On March 30th I was honored to speak and sing at Napa State Hospital, one of California’s state psychiatric hospitals. I performed on the forensic lock-down unit, and was asked in advance if the patient band could join me for the final song. Of course my answer was yes, and together we sang Johnny Cash’s “Folsom Prison Blues” to an audience that loved every minute of it. The band was awesome. Then the whole crowd sang me happy birthday and gave me flowers. It was very touching, and yet another reminder of why I do this. I try to bring people hope and let them know they’re not alone, but they in turn grant me this gift. My sincere thanks to the wonderful staff at Napa and to those who worked hard to make this happen.

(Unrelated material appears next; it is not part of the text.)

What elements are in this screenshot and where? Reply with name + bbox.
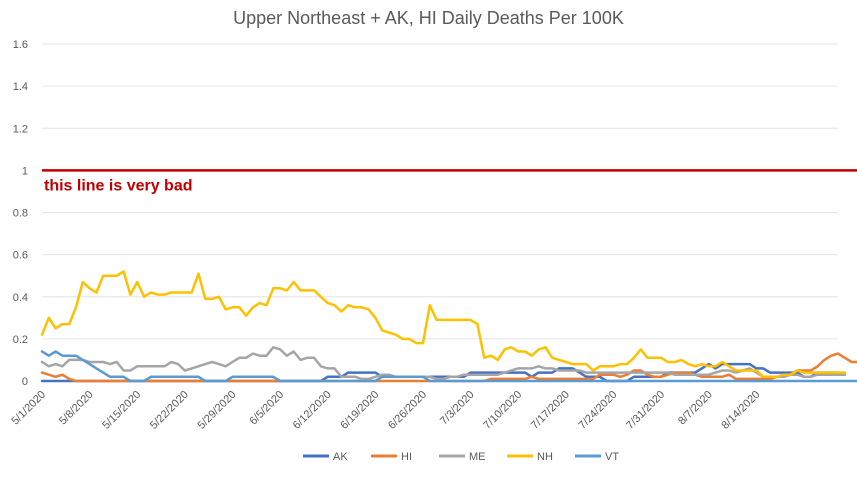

I will be doing a 10-City Tour across Montana this spring, sharing my story of recovery and songs of hope. It will take place in the last half of April and into early May. More details to follow soon as we will announce the tour stops and sponsors.
We recently had an amazing event with 700 audience members. Entitled “The Experience & Science of Mental Illness”, the event was in Bozeman, Montana. I sang and spoke about my experience with mental illness and a great man, Dr. Matt Byerly, spoke about advancements in science surrounding mental illness. The event was presented by The Center for Mental Health Research & Recovery at Montana State University. I am very excited about the Center as it is bringing research and recovery options to Montana. When we give people options, we give people hope. I am just glad to be a part of all of this goodness.
I just accepted the Lionel Aldridge Champions Award from NAMI (National Alliance on Mental Illness). I have to say that this honor and the evening spent speaking and singing for NAMI’s National Convention has been the best night of my life. It is hard to find the words to express how honored and happy I felt. I know in my heart that this is just the beginning. Thank you to the audience for being so amazing. I love you all.
I am honored to be receiving the Lionel Aldridge Champions Award from the National Alliance on Mental Illness. I could not be happier or feel more blessed and consider this to be great encouragement in my endeavors to share my story and songs of hope. Here is the news release on the award:
Montana’s own country singer Jason DeShaw has been selected to receive NAMI’s (National Alliance on Mental Illness) Lionel Aldridge Champions Award. This award recognizes an individual living with a mental illness who has exhibited courage, leadership, and service on behalf of all people living with mental illness. In selecting DeShaw for this award, the NAMI Board recognizes him for his efforts to be a voice for those who struggle with mental illness. DeShaw will receive the Champions Award at the 2014 NAMI National Convention this September in Washington, D.C. where he will perform for the attendees. Vice President Joe Biden will also be receiving an award that night.
Thank you for being in my corner and inspiring me to keep rolling.